Being stopped when you are innocent is humiliating. But New York’s most vulnerable residents enjoy a freedom from assault unknown in any other big city.
To See Its Value, See How Crime Rose Elsewhere - Room for Debate - NYTimes.com
Heather Mac Donald is a fellow at the Manhattan Institute and the author of
"Are Cops Racist?" UPDATED JULY 17, 2012,
There have been no randomized, controlled experiments to test the efficacy of "stop and frisk." It is possible, however, to compare New York’s record in lowering crime with that of other cities that do not practice its proactive style of policing.
The New York Police Department’s critics favor High Point, N.C., Boston and Chicago as models the department should emulate. Boston’s crime rate is 4,107 crimes per 100,000 residents; High Point’s is 5,212 per 100,000 residents; New York’s is 2,257 per 100,000 residents. In 2010, Chicago’s murder rate was more than double that of New York.
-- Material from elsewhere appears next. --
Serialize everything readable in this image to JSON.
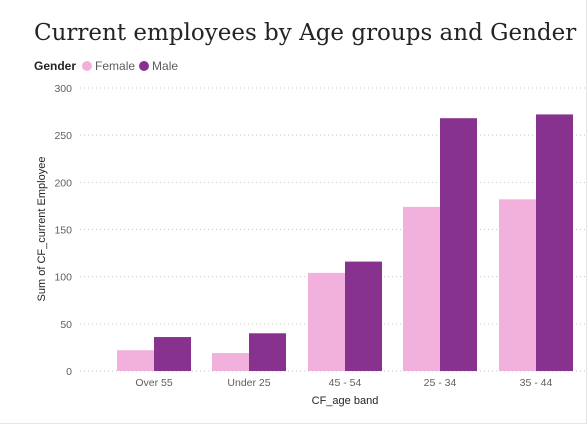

San Diego has been another frequently invoked foil to New York. Franklin Zimring, a law professor at the University of California, has calculated that New York’s homicide rate would have been 73 percent higher in 2007, had New York’s black residents been killed with the same frequency as blacks in San Diego. New York’s 80 percent drop in crime since the early 1990s is twice as deep, and has lasted twice as long, as the national average, as Zimring shows in his recent book, "The City That Became Safe."
Only New York’s policing revolution, which began in 1994 and seeks to prevent crime before it happens, explains the distinction. Poverty and unemployment were higher in New York than in the nation as a whole over the last decade and a half. New York’s rates of drug use, income inequality and student failure did not go down.